4,5% des Français de France métropolitaine avaient des anticorps en mai

4,5% des Français de France métropolitaine avaient des anticorps en mai


COVID-19[feminine

«En mai 2020, 4,5% de la population âgée de 15 ans et plus résidant en France métropolitaine avait une terminologie positive pour le SRAS-CoV-2», selon les auteurs de cette étude, menée par l'Inserm EpiCov.

"Cette séroprévalence nationale, c'est-à-dire le pourcentage de personnes ayant développé des anticorps anti-virus, est proche de celle observée dans les pays européens pour lesquels des données du même type sont disponibles. Ceci est conforme aux estimations déjà publiées en France." continuer.

Ce ratio «est le plus élevé à Paris (9,0%), en proche banlieue (9,5%) et dans le Haut-Rhin (10,8%)», régions les plus touchées par la première vague de l'épidémie, en mars-avril.

En revanche, les régions ayant les ratios les plus faibles sont la Bourgogne-France Comté (1,5%), la Normandie (1,9%), l'Occitanie (1,9%) et la Nouvelle-Aquitaine. (2%).

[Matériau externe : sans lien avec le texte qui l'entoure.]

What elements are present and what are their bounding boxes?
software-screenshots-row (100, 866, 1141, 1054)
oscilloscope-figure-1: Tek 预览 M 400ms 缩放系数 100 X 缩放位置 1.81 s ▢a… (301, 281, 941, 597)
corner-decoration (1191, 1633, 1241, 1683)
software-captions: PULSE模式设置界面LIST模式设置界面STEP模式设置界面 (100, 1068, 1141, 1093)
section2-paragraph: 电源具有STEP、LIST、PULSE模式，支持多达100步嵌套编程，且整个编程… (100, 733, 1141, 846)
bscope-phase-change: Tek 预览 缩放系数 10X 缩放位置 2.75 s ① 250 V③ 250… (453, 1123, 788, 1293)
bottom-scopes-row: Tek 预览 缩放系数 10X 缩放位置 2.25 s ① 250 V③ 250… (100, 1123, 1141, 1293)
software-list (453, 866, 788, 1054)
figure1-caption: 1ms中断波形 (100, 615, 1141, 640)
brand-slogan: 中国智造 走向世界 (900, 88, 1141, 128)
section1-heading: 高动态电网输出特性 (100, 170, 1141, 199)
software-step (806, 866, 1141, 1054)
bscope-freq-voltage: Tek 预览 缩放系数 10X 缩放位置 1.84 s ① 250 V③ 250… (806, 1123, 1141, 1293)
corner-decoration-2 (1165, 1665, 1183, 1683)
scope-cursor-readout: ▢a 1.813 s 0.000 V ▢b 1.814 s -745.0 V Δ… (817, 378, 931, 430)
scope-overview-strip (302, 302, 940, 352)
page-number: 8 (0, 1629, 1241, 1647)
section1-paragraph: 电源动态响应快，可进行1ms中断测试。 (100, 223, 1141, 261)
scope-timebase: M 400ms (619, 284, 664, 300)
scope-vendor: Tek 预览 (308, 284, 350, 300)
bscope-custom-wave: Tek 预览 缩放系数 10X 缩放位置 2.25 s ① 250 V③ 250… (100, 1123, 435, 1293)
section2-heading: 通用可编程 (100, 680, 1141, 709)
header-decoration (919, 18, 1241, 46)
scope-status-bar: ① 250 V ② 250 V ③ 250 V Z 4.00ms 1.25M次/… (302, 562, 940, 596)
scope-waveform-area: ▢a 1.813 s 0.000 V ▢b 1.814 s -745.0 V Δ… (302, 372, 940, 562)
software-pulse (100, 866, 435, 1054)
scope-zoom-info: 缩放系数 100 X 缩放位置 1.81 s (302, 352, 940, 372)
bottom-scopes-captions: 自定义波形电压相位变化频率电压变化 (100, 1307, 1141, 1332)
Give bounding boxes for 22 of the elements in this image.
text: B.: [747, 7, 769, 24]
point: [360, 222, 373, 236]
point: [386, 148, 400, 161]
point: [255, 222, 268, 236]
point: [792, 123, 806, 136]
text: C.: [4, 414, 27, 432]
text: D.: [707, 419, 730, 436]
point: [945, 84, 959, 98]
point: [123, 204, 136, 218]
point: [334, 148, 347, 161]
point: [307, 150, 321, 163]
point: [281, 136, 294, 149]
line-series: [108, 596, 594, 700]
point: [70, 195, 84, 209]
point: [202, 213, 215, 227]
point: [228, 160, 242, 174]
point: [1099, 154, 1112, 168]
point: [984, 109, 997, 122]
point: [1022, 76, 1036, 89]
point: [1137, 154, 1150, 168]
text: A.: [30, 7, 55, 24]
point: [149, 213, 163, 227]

Ces classes de taille, que l'on retrouve dans toutes les enquêtes mondiales de ce type, sont jugées trop faibles pour atteindre l'immunité collective, dont le seuil est généralement estimé à environ 70%.

Cependant, ces études de séroagression ne prennent pas en compte un autre mécanisme de défense, l'immunité cellulaire (basée sur les cellules, les lymphocytes, et non les anticorps), dont de nombreux chercheurs pensent qu'elle pourrait jouer un rôle important. contre Covid-19.

De plus, la recherche montre que le groupe d'âge le plus testé positif est celui des 30 à 50 ans, même si la mortalité due à Covid-19 est plus élevée chez les plus de 70 ans.

"L'impact sur les hôpitaux est très important chez les personnes âgées, mais dans le même temps, le taux d'infection de la population générale est plus important chez les jeunes adultes", explique Fabrice Carrat, professeur de santé publique à l'Université de la Sorbonne. , lors d'une conférence de presse virtuelle.

Selon la recherche, «le fait de vivre dans une commune à forte densité urbaine, de travailler dans le secteur des soins ou de vivre avec un grand nombre de personnes dans le même logement est associé à un risque plus élevé d'avoir un test positif».

Les recherches d'EpiCov et une autre étude parallèle, appelée Sapris, montrent également que la crise sanitaire a «intensifié les inégalités sociales».

Par exemple, «les personnes vivant dans une maison exiguë ou surpeuplée (moins de 18 m2 par personne pour les personnes partageant un logement) sont 2,5 fois plus susceptibles d'avoir été testées positives au Covid-19».

De même, le taux de tests positifs est plus élevé «chez les migrants nés hors d'Europe que chez les non-migrants», ce qui «s'explique par les conditions de vie moins favorables dans lesquelles certains d'entre eux vivent».

Enfin, la restriction semble avoir ralenti l'épidémie plus dans les «classes sociales riches» que dans les «classes populaires».

L'enquête EpiCov a été développée par l'Inserm (Institut national de la santé et de la recherche médicale) et la DREES (Département de la recherche, des études, de l'évaluation et des statistiques), en collaboration avec la Santé publique France et l'INSEE (Institut national de la statistique et des études économiques).

Sur les 370 000 personnes interrogées, 12 400 ont subi une sérologie d'auto-échantillonnage à domicile. Les résultats ont ensuite été étendus à l'ensemble de la population française.